Two garlic-based pies, a strange thing if you stop to consider that garlic is normally a flavor enhancer and not the star ingredient. Unless you drizzle some olive oil over a bulb, add salt and pepper and bake it slowly until the garlic is meltingly soft and mellow. Not likely to happen in a 600° pizza oven in ten minutes or less.

Wisely, no eggplant on their vegetarian pizza. Eggplant pizza is usually a disaster. Eggplant doesn't cook in ten minutes, even in a Vesuvius-hot oven. It needs time, preferably spent in hot oil. If you do that first step, it works fine on a pizza.

One pizza lists salt as a topping. Salt? Why not list all the other stuff, too? Like oregano, pepper, chili flakes... you could probably top out with fifteen more ingredients that way. Like there's no salt in the meat pizza, loaded with cured meats, each packing a hefty dose of NaCl?

Since when is salt a pizza topping? Bet you'll never see this on a menu: Five salt pizza, featuring French gray sea salt, Himalayan pink salt, Hawaiian black and red salt and my personal favorite, Spanish smoked sea salt. Also features tomato sauce, onions, potatoes, egg and anything else I can think of to mellow out that dose of salt. They could call it the Medusa because if you eat enough of it parts of you could very well turn to stone.

They have four almost identical photos describing their salads. All look like they came in a bag, à la Trader Joe's. In fact, the toppings on the pizzas all look like they came in bags.Uniform cut, sprinkled uniformly over the tops of the pies. Artists, they're not.

They say their pizzas are hand tossed. They also say they're gourmet, but until someone puts gormeh sabzee on a pizza I'll just consider that a hollow marketing term. (yes, that was an Iranian food joke. Feel free to laugh or not, as you please). The real question is why bother to hand toss a pizza if the ingredients really fell pre-cut from a frosty bag delivered in bulk from some wholesaler? Maybe they take a pre-formed, frozen crust and toss it like a Frisbee. Would that qualify as "tossed"?
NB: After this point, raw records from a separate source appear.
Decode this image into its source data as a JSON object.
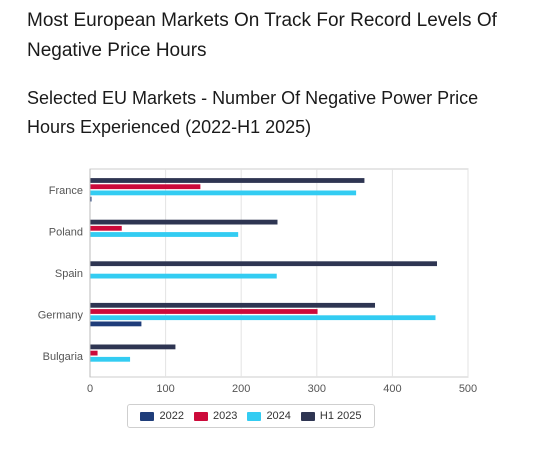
{
  "heading": "Most European Markets On Track For Record Levels Of Negative Price Hours",
  "subheading": "Selected EU Markets - Number Of Negative Power Price Hours Experienced (2022-H1 2025)",
  "chart_data": {
    "type": "bar",
    "orientation": "horizontal",
    "categories": [
      "France",
      "Poland",
      "Spain",
      "Germany",
      "Bulgaria"
    ],
    "series": [
      {
        "name": "H1 2025",
        "color": "#2e3552",
        "values": [
          363,
          248,
          459,
          377,
          113
        ]
      },
      {
        "name": "2023",
        "color": "#cc0a3a",
        "values": [
          146,
          42,
          0,
          301,
          10
        ]
      },
      {
        "name": "2024",
        "color": "#33ccf2",
        "values": [
          352,
          196,
          247,
          457,
          53
        ]
      },
      {
        "name": "2022",
        "color": "#1f3d7a",
        "values": [
          2,
          0,
          0,
          68,
          0
        ]
      }
    ],
    "xlim": [
      0,
      500
    ],
    "xticks": [
      "0",
      "100",
      "200",
      "300",
      "400",
      "500"
    ],
    "xlabel": "",
    "ylabel": "",
    "grid": true,
    "legend_position": "bottom",
    "legend": [
      {
        "name": "2022",
        "color": "#1f3d7a"
      },
      {
        "name": "2023",
        "color": "#cc0a3a"
      },
      {
        "name": "2024",
        "color": "#33ccf2"
      },
      {
        "name": "H1 2025",
        "color": "#2e3552"
      }
    ]
  }
}
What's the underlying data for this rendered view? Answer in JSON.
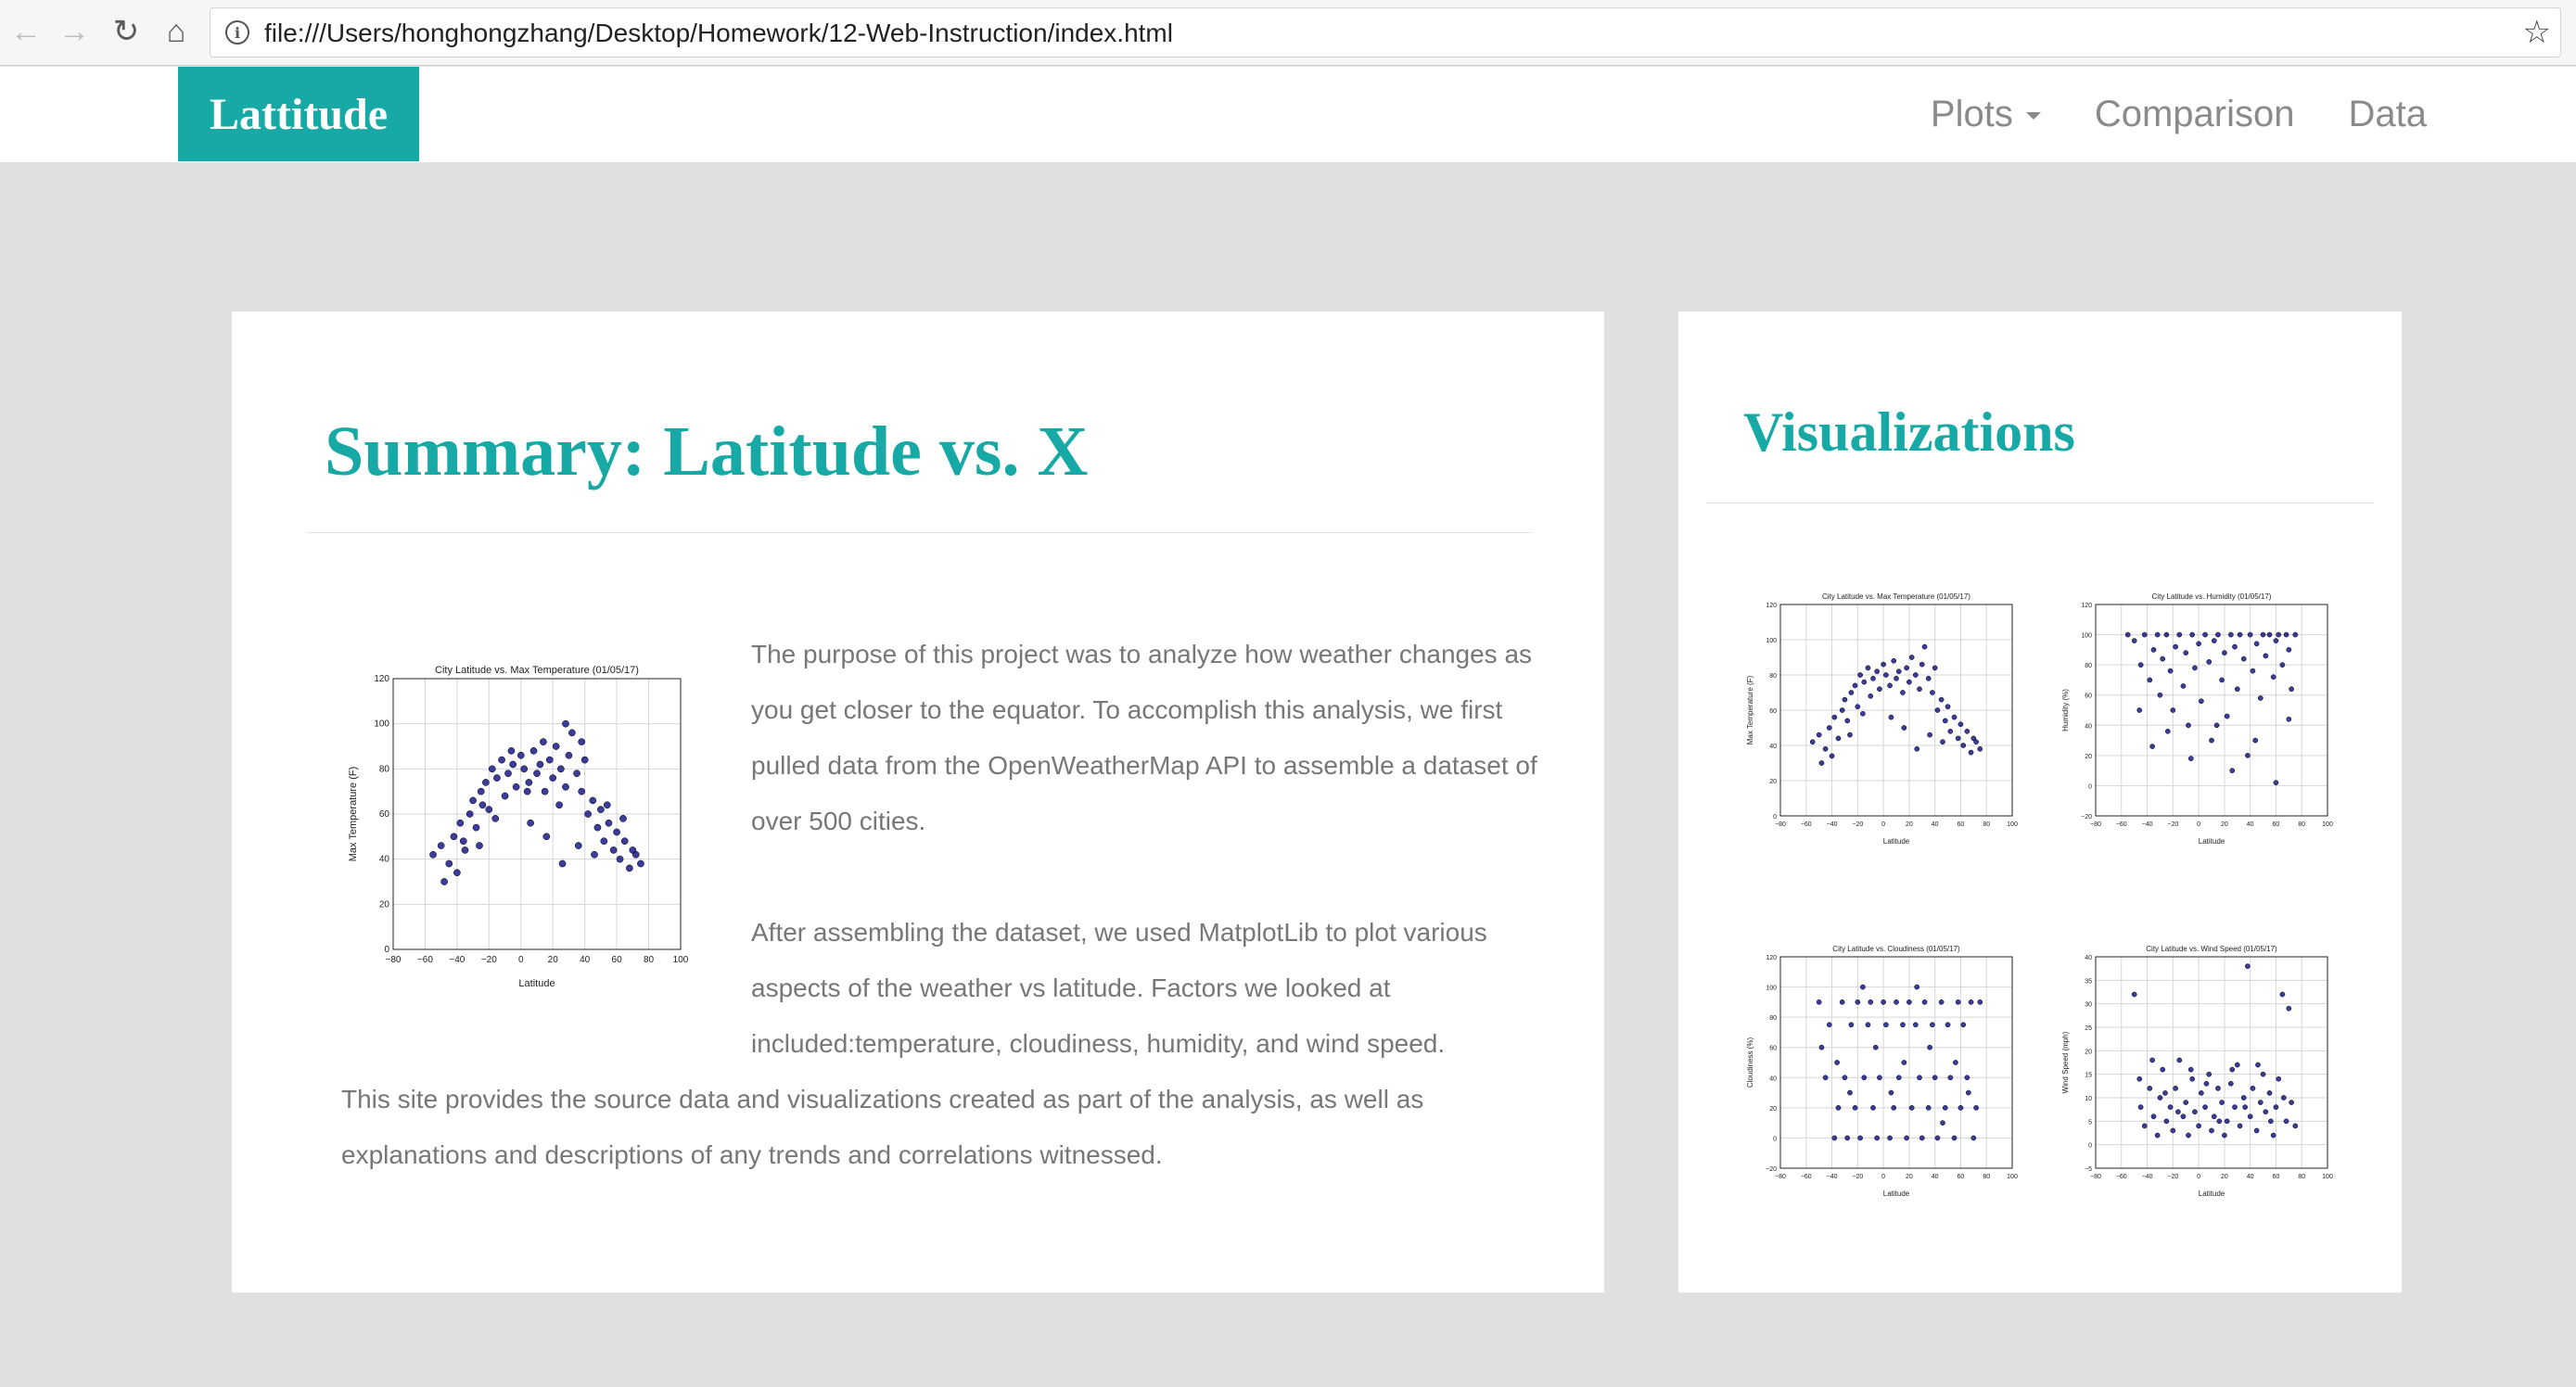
{
  "browser": {
    "url": "file:///Users/honghongzhang/Desktop/Homework/12-Web-Instruction/index.html"
  },
  "navbar": {
    "brand": "Lattitude",
    "links": [
      {
        "label": "Plots",
        "dropdown": true
      },
      {
        "label": "Comparison"
      },
      {
        "label": "Data"
      }
    ]
  },
  "summary": {
    "title": "Summary: Latitude vs. X",
    "paragraph1": "The purpose of this project was to analyze how weather changes as you get closer to the equator. To accomplish this analysis, we first pulled data from the OpenWeatherMap API to assemble a dataset of over 500 cities.",
    "paragraph2": "After assembling the dataset, we used MatplotLib to plot various aspects of the weather vs latitude. Factors we looked at included:temperature, cloudiness, humidity, and wind speed.",
    "paragraph3": "This site provides the source data and visualizations created as part of the analysis, as well as explanations and descriptions of any trends and correlations witnessed."
  },
  "visualizations": {
    "title": "Visualizations"
  },
  "colors": {
    "accent": "#17a9a5",
    "marker": "#1a1a8c",
    "text": "#777777"
  },
  "chart_data": [
    {
      "id": "temp-main",
      "type": "scatter",
      "title": "City Latitude vs. Max Temperature (01/05/17)",
      "xlabel": "Latitude",
      "ylabel": "Max Temperature (F)",
      "xlim": [
        -80,
        100
      ],
      "ylim": [
        0,
        120
      ],
      "xticks": [
        "−80",
        "−60",
        "−40",
        "−20",
        "0",
        "20",
        "40",
        "60",
        "80",
        "100"
      ],
      "yticks": [
        "0",
        "20",
        "40",
        "60",
        "80",
        "100",
        "120"
      ],
      "grid": true,
      "points": [
        [
          -55,
          42
        ],
        [
          -50,
          46
        ],
        [
          -45,
          38
        ],
        [
          -42,
          50
        ],
        [
          -38,
          56
        ],
        [
          -35,
          44
        ],
        [
          -32,
          60
        ],
        [
          -30,
          66
        ],
        [
          -28,
          54
        ],
        [
          -25,
          70
        ],
        [
          -22,
          74
        ],
        [
          -20,
          62
        ],
        [
          -18,
          80
        ],
        [
          -15,
          76
        ],
        [
          -12,
          84
        ],
        [
          -10,
          68
        ],
        [
          -8,
          78
        ],
        [
          -5,
          82
        ],
        [
          -3,
          72
        ],
        [
          0,
          86
        ],
        [
          2,
          80
        ],
        [
          5,
          74
        ],
        [
          8,
          88
        ],
        [
          10,
          78
        ],
        [
          12,
          82
        ],
        [
          15,
          70
        ],
        [
          18,
          84
        ],
        [
          20,
          76
        ],
        [
          22,
          90
        ],
        [
          25,
          80
        ],
        [
          28,
          72
        ],
        [
          30,
          86
        ],
        [
          32,
          96
        ],
        [
          35,
          78
        ],
        [
          38,
          70
        ],
        [
          40,
          84
        ],
        [
          42,
          60
        ],
        [
          45,
          66
        ],
        [
          48,
          54
        ],
        [
          50,
          62
        ],
        [
          52,
          48
        ],
        [
          55,
          56
        ],
        [
          58,
          44
        ],
        [
          60,
          52
        ],
        [
          62,
          40
        ],
        [
          65,
          48
        ],
        [
          68,
          36
        ],
        [
          70,
          44
        ],
        [
          72,
          42
        ],
        [
          75,
          38
        ],
        [
          -48,
          30
        ],
        [
          -40,
          34
        ],
        [
          -26,
          46
        ],
        [
          -16,
          58
        ],
        [
          6,
          56
        ],
        [
          16,
          50
        ],
        [
          26,
          38
        ],
        [
          36,
          46
        ],
        [
          46,
          42
        ],
        [
          -6,
          88
        ],
        [
          14,
          92
        ],
        [
          28,
          100
        ],
        [
          38,
          92
        ],
        [
          -36,
          48
        ],
        [
          -24,
          64
        ],
        [
          54,
          64
        ],
        [
          64,
          58
        ],
        [
          4,
          70
        ],
        [
          24,
          64
        ]
      ]
    },
    {
      "id": "temp-thumb",
      "type": "scatter",
      "title": "City Latitude vs. Max Temperature (01/05/17)",
      "xlabel": "Latitude",
      "ylabel": "Max Temperature (F)",
      "xlim": [
        -80,
        100
      ],
      "ylim": [
        0,
        120
      ],
      "xticks": [
        "−80",
        "−60",
        "−40",
        "−20",
        "0",
        "20",
        "40",
        "60",
        "80",
        "100"
      ],
      "yticks": [
        "0",
        "20",
        "40",
        "60",
        "80",
        "100",
        "120"
      ],
      "grid": true,
      "points": [
        [
          -55,
          42
        ],
        [
          -50,
          46
        ],
        [
          -45,
          38
        ],
        [
          -42,
          50
        ],
        [
          -38,
          56
        ],
        [
          -35,
          44
        ],
        [
          -32,
          60
        ],
        [
          -30,
          66
        ],
        [
          -28,
          54
        ],
        [
          -25,
          70
        ],
        [
          -22,
          74
        ],
        [
          -20,
          62
        ],
        [
          -18,
          80
        ],
        [
          -15,
          76
        ],
        [
          -12,
          84
        ],
        [
          -10,
          68
        ],
        [
          -8,
          78
        ],
        [
          -5,
          82
        ],
        [
          -3,
          72
        ],
        [
          0,
          86
        ],
        [
          2,
          80
        ],
        [
          5,
          74
        ],
        [
          8,
          88
        ],
        [
          10,
          78
        ],
        [
          12,
          82
        ],
        [
          15,
          70
        ],
        [
          18,
          84
        ],
        [
          20,
          76
        ],
        [
          22,
          90
        ],
        [
          25,
          80
        ],
        [
          28,
          72
        ],
        [
          30,
          86
        ],
        [
          32,
          96
        ],
        [
          35,
          78
        ],
        [
          38,
          70
        ],
        [
          40,
          84
        ],
        [
          42,
          60
        ],
        [
          45,
          66
        ],
        [
          48,
          54
        ],
        [
          50,
          62
        ],
        [
          52,
          48
        ],
        [
          55,
          56
        ],
        [
          58,
          44
        ],
        [
          60,
          52
        ],
        [
          62,
          40
        ],
        [
          65,
          48
        ],
        [
          68,
          36
        ],
        [
          70,
          44
        ],
        [
          72,
          42
        ],
        [
          75,
          38
        ],
        [
          -48,
          30
        ],
        [
          -40,
          34
        ],
        [
          -26,
          46
        ],
        [
          -16,
          58
        ],
        [
          6,
          56
        ],
        [
          16,
          50
        ],
        [
          26,
          38
        ],
        [
          36,
          46
        ],
        [
          46,
          42
        ]
      ]
    },
    {
      "id": "humidity-thumb",
      "type": "scatter",
      "title": "City Latitude vs. Humidity (01/05/17)",
      "xlabel": "Latitude",
      "ylabel": "Humidity (%)",
      "xlim": [
        -80,
        100
      ],
      "ylim": [
        -20,
        120
      ],
      "xticks": [
        "−80",
        "−60",
        "−40",
        "−20",
        "0",
        "20",
        "40",
        "60",
        "80",
        "100"
      ],
      "yticks": [
        "−20",
        "0",
        "20",
        "40",
        "60",
        "80",
        "100",
        "120"
      ],
      "grid": true,
      "points": [
        [
          -55,
          100
        ],
        [
          -50,
          96
        ],
        [
          -45,
          80
        ],
        [
          -42,
          100
        ],
        [
          -38,
          70
        ],
        [
          -35,
          90
        ],
        [
          -32,
          100
        ],
        [
          -30,
          60
        ],
        [
          -28,
          84
        ],
        [
          -25,
          100
        ],
        [
          -22,
          76
        ],
        [
          -20,
          50
        ],
        [
          -18,
          92
        ],
        [
          -15,
          100
        ],
        [
          -12,
          66
        ],
        [
          -10,
          88
        ],
        [
          -8,
          40
        ],
        [
          -5,
          100
        ],
        [
          -3,
          78
        ],
        [
          0,
          94
        ],
        [
          2,
          56
        ],
        [
          5,
          100
        ],
        [
          8,
          82
        ],
        [
          10,
          30
        ],
        [
          12,
          96
        ],
        [
          15,
          100
        ],
        [
          18,
          70
        ],
        [
          20,
          88
        ],
        [
          22,
          46
        ],
        [
          25,
          100
        ],
        [
          28,
          92
        ],
        [
          30,
          64
        ],
        [
          32,
          100
        ],
        [
          35,
          84
        ],
        [
          38,
          20
        ],
        [
          40,
          100
        ],
        [
          42,
          76
        ],
        [
          45,
          94
        ],
        [
          48,
          58
        ],
        [
          50,
          100
        ],
        [
          52,
          86
        ],
        [
          55,
          100
        ],
        [
          58,
          72
        ],
        [
          60,
          96
        ],
        [
          62,
          100
        ],
        [
          65,
          80
        ],
        [
          68,
          100
        ],
        [
          70,
          90
        ],
        [
          72,
          64
        ],
        [
          75,
          100
        ],
        [
          -46,
          50
        ],
        [
          -36,
          26
        ],
        [
          -24,
          36
        ],
        [
          -6,
          18
        ],
        [
          14,
          40
        ],
        [
          26,
          10
        ],
        [
          44,
          30
        ],
        [
          60,
          2
        ],
        [
          70,
          44
        ]
      ]
    },
    {
      "id": "cloudiness-thumb",
      "type": "scatter",
      "title": "City Latitude vs. Cloudiness (01/05/17)",
      "xlabel": "Latitude",
      "ylabel": "Cloudiness (%)",
      "xlim": [
        -80,
        100
      ],
      "ylim": [
        -20,
        120
      ],
      "xticks": [
        "−80",
        "−60",
        "−40",
        "−20",
        "0",
        "20",
        "40",
        "60",
        "80",
        "100"
      ],
      "yticks": [
        "−20",
        "0",
        "20",
        "40",
        "60",
        "80",
        "100",
        "120"
      ],
      "grid": true,
      "points": [
        [
          -50,
          90
        ],
        [
          -45,
          40
        ],
        [
          -42,
          75
        ],
        [
          -38,
          0
        ],
        [
          -35,
          20
        ],
        [
          -32,
          90
        ],
        [
          -30,
          40
        ],
        [
          -28,
          0
        ],
        [
          -25,
          75
        ],
        [
          -22,
          20
        ],
        [
          -20,
          90
        ],
        [
          -18,
          0
        ],
        [
          -15,
          40
        ],
        [
          -12,
          75
        ],
        [
          -10,
          90
        ],
        [
          -8,
          20
        ],
        [
          -5,
          0
        ],
        [
          -3,
          40
        ],
        [
          0,
          90
        ],
        [
          2,
          75
        ],
        [
          5,
          0
        ],
        [
          8,
          20
        ],
        [
          10,
          90
        ],
        [
          12,
          40
        ],
        [
          15,
          75
        ],
        [
          18,
          0
        ],
        [
          20,
          90
        ],
        [
          22,
          20
        ],
        [
          25,
          75
        ],
        [
          28,
          40
        ],
        [
          30,
          0
        ],
        [
          32,
          90
        ],
        [
          35,
          20
        ],
        [
          38,
          75
        ],
        [
          40,
          40
        ],
        [
          42,
          0
        ],
        [
          45,
          90
        ],
        [
          48,
          20
        ],
        [
          50,
          75
        ],
        [
          52,
          40
        ],
        [
          55,
          0
        ],
        [
          58,
          90
        ],
        [
          60,
          20
        ],
        [
          62,
          75
        ],
        [
          65,
          40
        ],
        [
          68,
          90
        ],
        [
          70,
          0
        ],
        [
          72,
          20
        ],
        [
          75,
          90
        ],
        [
          -48,
          60
        ],
        [
          -36,
          50
        ],
        [
          -26,
          30
        ],
        [
          -16,
          100
        ],
        [
          -6,
          60
        ],
        [
          6,
          30
        ],
        [
          16,
          50
        ],
        [
          26,
          100
        ],
        [
          36,
          60
        ],
        [
          46,
          10
        ],
        [
          56,
          50
        ],
        [
          66,
          30
        ]
      ]
    },
    {
      "id": "wind-thumb",
      "type": "scatter",
      "title": "City Latitude vs. Wind Speed (01/05/17)",
      "xlabel": "Latitude",
      "ylabel": "Wind Speed (mph)",
      "xlim": [
        -80,
        100
      ],
      "ylim": [
        -5,
        40
      ],
      "xticks": [
        "−80",
        "−60",
        "−40",
        "−20",
        "0",
        "20",
        "40",
        "60",
        "80",
        "100"
      ],
      "yticks": [
        "−5",
        "0",
        "5",
        "10",
        "15",
        "20",
        "25",
        "30",
        "35",
        "40"
      ],
      "grid": true,
      "points": [
        [
          -50,
          32
        ],
        [
          -45,
          8
        ],
        [
          -42,
          4
        ],
        [
          -38,
          12
        ],
        [
          -35,
          6
        ],
        [
          -32,
          2
        ],
        [
          -30,
          10
        ],
        [
          -28,
          16
        ],
        [
          -25,
          5
        ],
        [
          -22,
          8
        ],
        [
          -20,
          3
        ],
        [
          -18,
          12
        ],
        [
          -15,
          18
        ],
        [
          -12,
          6
        ],
        [
          -10,
          9
        ],
        [
          -8,
          2
        ],
        [
          -5,
          14
        ],
        [
          -3,
          7
        ],
        [
          0,
          4
        ],
        [
          2,
          11
        ],
        [
          5,
          8
        ],
        [
          8,
          15
        ],
        [
          10,
          3
        ],
        [
          12,
          6
        ],
        [
          15,
          12
        ],
        [
          18,
          9
        ],
        [
          20,
          2
        ],
        [
          22,
          5
        ],
        [
          25,
          13
        ],
        [
          28,
          8
        ],
        [
          30,
          17
        ],
        [
          32,
          4
        ],
        [
          35,
          10
        ],
        [
          38,
          38
        ],
        [
          40,
          6
        ],
        [
          42,
          12
        ],
        [
          45,
          3
        ],
        [
          48,
          9
        ],
        [
          50,
          15
        ],
        [
          52,
          7
        ],
        [
          55,
          11
        ],
        [
          58,
          2
        ],
        [
          60,
          8
        ],
        [
          62,
          14
        ],
        [
          65,
          32
        ],
        [
          68,
          5
        ],
        [
          70,
          29
        ],
        [
          72,
          9
        ],
        [
          75,
          4
        ],
        [
          -46,
          14
        ],
        [
          -36,
          18
        ],
        [
          -26,
          11
        ],
        [
          -16,
          7
        ],
        [
          -6,
          16
        ],
        [
          6,
          13
        ],
        [
          16,
          5
        ],
        [
          26,
          16
        ],
        [
          36,
          8
        ],
        [
          46,
          17
        ],
        [
          56,
          5
        ],
        [
          66,
          10
        ]
      ]
    }
  ]
}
Could they actually make their own dough, in house, shape it and adorn it with wholesome locally grown produce, artisan meats and natural cheeses? It certainly does not look this way in their ad. Sticking the thing on everyone's garage door definitely does not make me think they're a class outfit that cares about quality. More like a pizza mill that buys in 95% of everything they sell pre-made, so some uncaring pimply-faced minimum wage slave can put it together without ever pondering what would happen if they made a real effort to create wondrous pies to the delight of all.

So, here's the Big Question: does buying in 90% of what goes out the door, presumably at the lowest possible cost, truly maximize your profit margin, more than if you created everything fresh, from scratch, with love, striving to bring forth unique pizza variations that could draw the faithful from miles around (or let's face it, fail due to it's nonconformity but live on forever in your die-hard fans' memory)? Does serving something that everyone familiar with the cuisine in question has seen dozens of times ensure your profitability? Or does it cause your establishment to fade into the background of "me-too's" and disappear? I guess I'll find out if no more ads appear stuck to my garage door.